Friday, October 20, 2017
‘Sweetie Pie’ – An Unsung Shero in Black History
By Cora Jackson-Fossett (Religion Editor)
Published February 22, 2012

Mrs. Marjorie Day
Mrs. Marjorie Day also known as ‘Sweetie Pie’


By Dr. James Key

Each year during Black History Month, the country focuses largely on the great African-American leaders of the past. However, thousands of lesser-known African-Americans deserve recognition, too.

Who are they? People like my maternal grandmother, Marjorie Day, who we affectionately call ‘Sweetie Pie.’ At age 97, she still has a little pep in her step.

Sweetie Pie represents a generation of African-Americans whose names can’t be found in any almanac, but these senior saints helped many blacks achieve success.

Not long ago, I had an enlightening conversation with my grandmother and was shocked to hear her say that she felt she hadn’t accomplished much in her lifetime.

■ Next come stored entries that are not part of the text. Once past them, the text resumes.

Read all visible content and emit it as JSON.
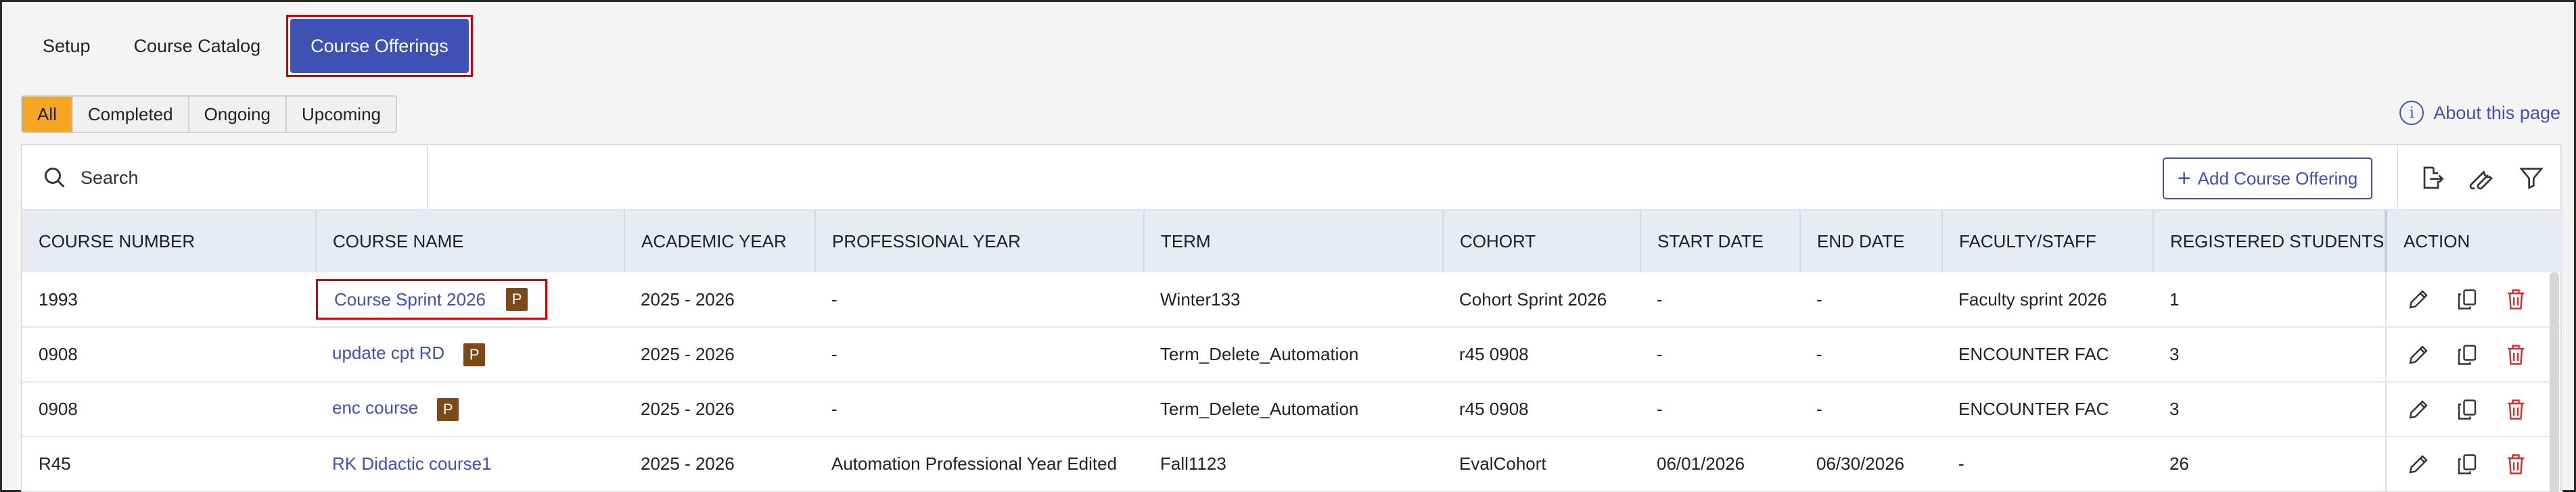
{
  "top_tabs": {
    "setup": "Setup",
    "catalog": "Course Catalog",
    "offerings": "Course Offerings"
  },
  "filters": [
    "All",
    "Completed",
    "Ongoing",
    "Upcoming"
  ],
  "about_label": "About this page",
  "search": {
    "placeholder": "Search"
  },
  "add_button": "Add Course Offering",
  "columns": [
    "COURSE NUMBER",
    "COURSE NAME",
    "ACADEMIC YEAR",
    "PROFESSIONAL YEAR",
    "TERM",
    "COHORT",
    "START DATE",
    "END DATE",
    "FACULTY/STAFF",
    "REGISTERED STUDENTS",
    "ACTION"
  ],
  "rows": [
    {
      "number": "1993",
      "name": "Course Sprint 2026",
      "badge": "P",
      "academic_year": "2025 - 2026",
      "professional_year": "-",
      "term": "Winter133",
      "cohort": "Cohort Sprint 2026",
      "start": "-",
      "end": "-",
      "faculty": "Faculty sprint 2026",
      "registered": "1"
    },
    {
      "number": "0908",
      "name": "update cpt RD",
      "badge": "P",
      "academic_year": "2025 - 2026",
      "professional_year": "-",
      "term": "Term_Delete_Automation",
      "cohort": "r45 0908",
      "start": "-",
      "end": "-",
      "faculty": "ENCOUNTER FAC",
      "registered": "3"
    },
    {
      "number": "0908",
      "name": "enc course",
      "badge": "P",
      "academic_year": "2025 - 2026",
      "professional_year": "-",
      "term": "Term_Delete_Automation",
      "cohort": "r45 0908",
      "start": "-",
      "end": "-",
      "faculty": "ENCOUNTER FAC",
      "registered": "3"
    },
    {
      "number": "R45",
      "name": "RK Didactic course1",
      "badge": "",
      "academic_year": "2025 - 2026",
      "professional_year": "Automation Professional Year Edited",
      "term": "Fall1123",
      "cohort": "EvalCohort",
      "start": "06/01/2026",
      "end": "06/30/2026",
      "faculty": "-",
      "registered": "26"
    }
  ],
  "colors": {
    "accent": "#3f51b5",
    "active_filter": "#f5a623",
    "badge": "#7b4a16",
    "delete": "#d32f2f",
    "highlight": "#d40000"
  }
}
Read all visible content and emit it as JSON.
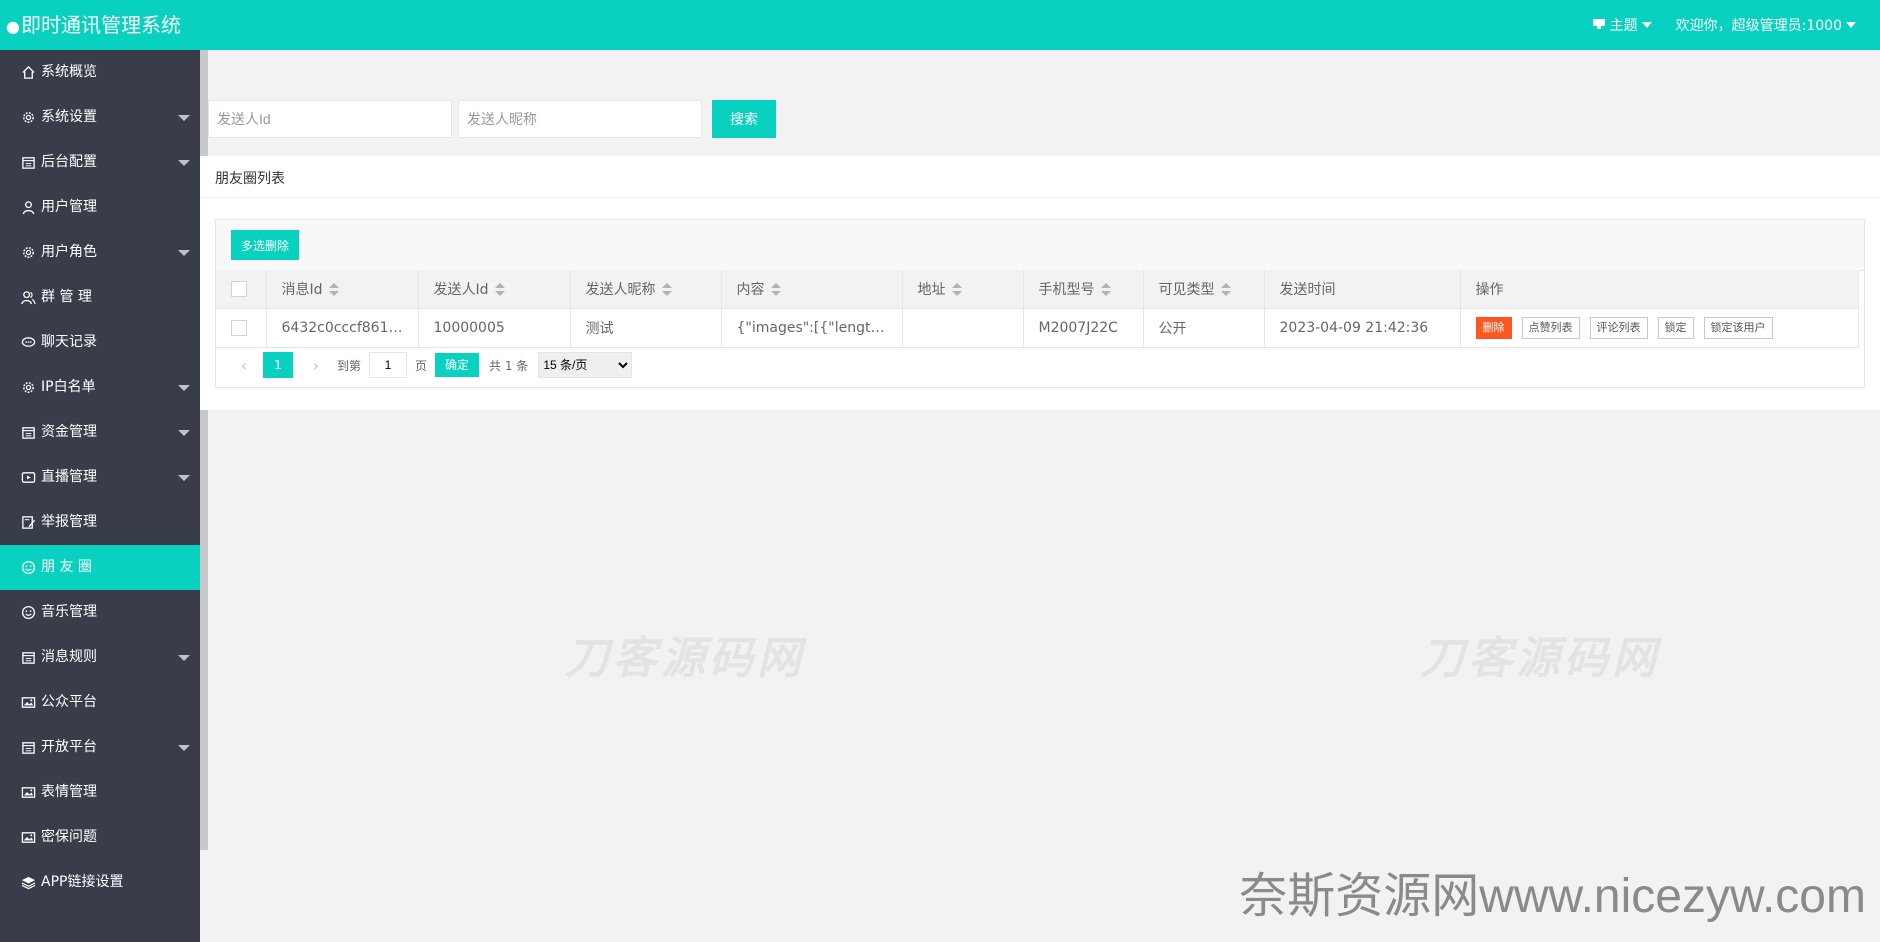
{
  "header": {
    "title": "即时通讯管理系统",
    "theme_label": "主题",
    "welcome": "欢迎你，超级管理员:1000"
  },
  "sidebar": {
    "items": [
      {
        "label": "系统概览",
        "icon": "home-icon",
        "has_sub": false,
        "active": false
      },
      {
        "label": "系统设置",
        "icon": "gear-icon",
        "has_sub": true,
        "active": false
      },
      {
        "label": "后台配置",
        "icon": "calendar-icon",
        "has_sub": true,
        "active": false
      },
      {
        "label": "用户管理",
        "icon": "user-icon",
        "has_sub": false,
        "active": false
      },
      {
        "label": "用户角色",
        "icon": "gear-icon",
        "has_sub": true,
        "active": false
      },
      {
        "label": "群 管 理",
        "icon": "group-icon",
        "has_sub": false,
        "active": false
      },
      {
        "label": "聊天记录",
        "icon": "chat-icon",
        "has_sub": false,
        "active": false
      },
      {
        "label": "IP白名单",
        "icon": "gear-icon",
        "has_sub": true,
        "active": false
      },
      {
        "label": "资金管理",
        "icon": "calendar-icon",
        "has_sub": true,
        "active": false
      },
      {
        "label": "直播管理",
        "icon": "video-icon",
        "has_sub": true,
        "active": false
      },
      {
        "label": "举报管理",
        "icon": "report-icon",
        "has_sub": false,
        "active": false
      },
      {
        "label": "朋 友 圈",
        "icon": "smile-icon",
        "has_sub": false,
        "active": true
      },
      {
        "label": "音乐管理",
        "icon": "smile-icon",
        "has_sub": false,
        "active": false
      },
      {
        "label": "消息规则",
        "icon": "calendar-icon",
        "has_sub": true,
        "active": false
      },
      {
        "label": "公众平台",
        "icon": "image-icon",
        "has_sub": false,
        "active": false
      },
      {
        "label": "开放平台",
        "icon": "calendar-icon",
        "has_sub": true,
        "active": false
      },
      {
        "label": "表情管理",
        "icon": "image-icon",
        "has_sub": false,
        "active": false
      },
      {
        "label": "密保问题",
        "icon": "image-icon",
        "has_sub": false,
        "active": false
      },
      {
        "label": "APP链接设置",
        "icon": "layers-icon",
        "has_sub": false,
        "active": false
      }
    ]
  },
  "search": {
    "sender_id_placeholder": "发送人Id",
    "sender_nick_placeholder": "发送人昵称",
    "button": "搜索"
  },
  "panel": {
    "title": "朋友圈列表"
  },
  "toolbar": {
    "multi_delete": "多选删除"
  },
  "table": {
    "columns": [
      "消息Id",
      "发送人Id",
      "发送人昵称",
      "内容",
      "地址",
      "手机型号",
      "可见类型",
      "发送时间",
      "操作"
    ],
    "rows": [
      {
        "msg_id": "6432c0cccf861d…",
        "sender_id": "10000005",
        "sender_nick": "测试",
        "content": "{\"images\":[{\"length\":0,…",
        "address": "",
        "phone_model": "M2007J22C",
        "visible": "公开",
        "time": "2023-04-09 21:42:36"
      }
    ],
    "actions": [
      "删除",
      "点赞列表",
      "评论列表",
      "锁定",
      "锁定该用户"
    ]
  },
  "pager": {
    "current": "1",
    "goto_label": "到第",
    "goto_value": "1",
    "page_label": "页",
    "ok": "确定",
    "total": "共 1 条",
    "page_size": "15 条/页"
  },
  "watermarks": {
    "center": "刀客源码网",
    "bottom": "奈斯资源网www.nicezyw.com"
  },
  "colors": {
    "accent": "#08d1bf",
    "sidebar": "#393d49",
    "danger": "#ff5722"
  }
}
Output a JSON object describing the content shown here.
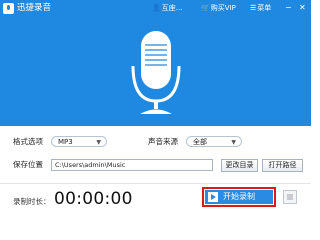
{
  "app": {
    "title": "迅捷录音"
  },
  "menu": {
    "user_label": "互座...",
    "vip_label": "购买VIP",
    "main_menu_label": "菜单"
  },
  "settings": {
    "format_label": "格式选项",
    "format_value": "MP3",
    "source_label": "声音来源",
    "source_value": "全部",
    "save_label": "保存位置",
    "save_path": "C:\\Users\\admin\\Music",
    "change_dir_label": "更改目录",
    "open_path_label": "打开路径"
  },
  "recording": {
    "duration_label": "录制时长：",
    "timer": "00:00:00",
    "start_label": "开始录制"
  },
  "colors": {
    "brand": "#1f88e0",
    "highlight": "#e01818"
  }
}
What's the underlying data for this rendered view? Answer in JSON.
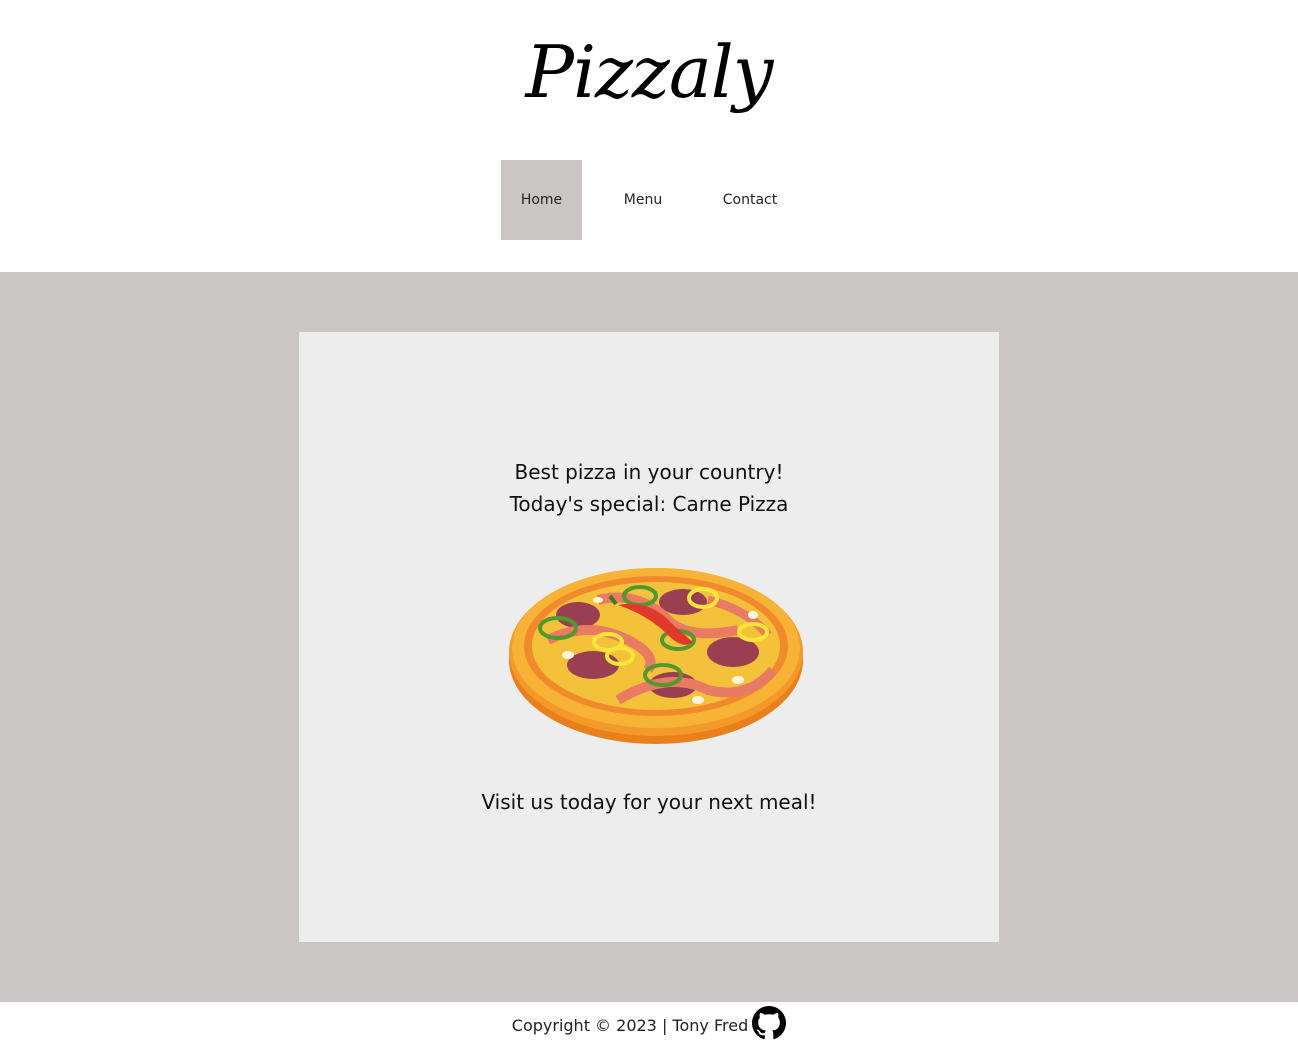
{
  "brand": {
    "title": "Pizzaly"
  },
  "nav": {
    "items": [
      {
        "label": "Home",
        "active": true
      },
      {
        "label": "Menu",
        "active": false
      },
      {
        "label": "Contact",
        "active": false
      }
    ]
  },
  "hero": {
    "tagline": "Best pizza in your country!",
    "special": "Today's special: Carne Pizza",
    "image_icon": "pizza-illustration",
    "cta": "Visit us today for your next meal!"
  },
  "footer": {
    "copyright": "Copyright © 2023 | Tony Fred",
    "link_icon": "github-icon"
  },
  "colors": {
    "page_bg": "#cac6c5",
    "card_bg": "#ededed",
    "nav_active_bg": "#cac6c5",
    "text": "#111111"
  }
}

Could these words be coming from a woman who raised six children and provided day care and after-care for her many grandchildren, nieces, nephews and neighborhood kids? Could these words be coming from a woman who was a foster parent to many children who came from abusive families?

She made sure they did well in school and attended church every Sunday. Because these children made a pit stop at Sweetie Pie’s house, they were able to regroup and get a new lease on life. Sweetie Pie gave these children warm food, clean clothes, old-fashioned values – and love.

Today, while many black children are being raised in a positive environment, too many others are not. Far too many will never spend time at a house like Sweetie Pie’s and thus will continue to travel life’s roads with no sense of self and purpose.

According to the Children’s Defense Fund, each day in America four black youngsters are killed by firearms, 607 black babies are born into poverty, 936 black high school students drop out, 1,296 black children are arrested and 312 black babies are born to teen mothers.

I reminded Sweetie Pie that her work as a foster parent, day-care provider, mother and grandmother has given joy to countless young people. I told her that many of the kids she cared for have gone on to live productive lives. Her children and grandchildren have graduated from universities across the country.

Her response: “Yes, I guess I’ve done a few things right, but the plight of our black youth still troubles my soul. I wish I could have done more.”

As we celebrate the accomplishments of prominent African-Americans, we must not forget the Sweetie Pies, too. We need to let them know that they are appreciated and loved. They continue to be the backbone of the African-American community.

Let us pick up where they left off by striving to do more for those who can’t do for themselves. After all, to whom much is given, much is required (Luke 12:48).

Dr. James Key is an Army chaplain (Major), columnist and author of
‘Touch and Go: From the streets of South Central Los Angeles to the War in Iraq.’